Ihre Formensprache ist abstrakter geworden mit den Jahren. Der Aquarelltechnik ist sie treu geblieben, ihre Lehrtätigkeit im Aktzeichnen hat sie jedoch mittlerweile stark eingeschränkt. Eine neue Erfahrung war es, eine Anthologie herauszugeben, in der sie mit Künstlerinnen und Künstlern zum Staunen verführt. „Viele sehen nicht mehr, wie schön die Welt ist", bemerkt sie ernst, um im nächsten Moment „vielleicht ein Kinderbuch" für die Zukunft anzukündigen. „Es wird nicht langweilig", lacht Schwab vergnügt und erzählt, dass sie auch einen Roman begonnen hat, der als Tagebuch - ursprünglich nicht für die Öffentlichkeit gedacht - begonnen hat.
Eine Form von Energie
Diese erfahrene Künstlerin nach ihrer Vergangenheit zu befragen, erscheint fast unpassend, lebt und brennt sie doch für ihr momentanes Tun und gleichzeitig scheint sie ohne Unterlass Pläne zu schmieden. Künstlerische Schaffenskraft ist für Schwab „eine Form von Energie, die man los wird/werden muss" und sie erkannte als Jugendliche, dass sie das in Balance hält und auch deshalb sehr wertvoll ist, weil sie eine Distanz des Künstlers zu sich selbst schafft. „Es ist auch eine Suche nach der Schönheit, eine Art Liebe zur Welt", versucht sie diese frühe Faszination zu erklären. Vor allem durch die Literatur kann sie mit einer Figur „durch den Roman gehen" und Dinge erleiden - und davon lernen.

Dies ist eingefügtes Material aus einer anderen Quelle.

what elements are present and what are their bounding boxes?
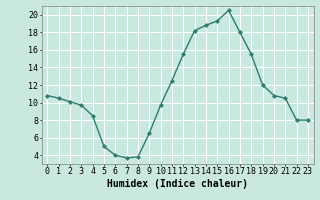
X-axis label: Humidex (Indice chaleur): Humidex (Indice chaleur): [107, 179, 248, 189]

„Ich bin ein extrem sinnorientierter Mensch - und möchte die anderen berühren. Deshalb sollte ich wissen, wie das geht, beziehungsweise wissen, was mich selbst berührt." Die Abbildung der Welt sei ohnehin nicht möglich und zwischen Wirklichkeit und Sprache immer ein Unterschied. Doch das kratzt Kunst- bzw. Schwab-Freunde kein bisschen, denn in diesen Werken ist eine Menge sattes Leben drin.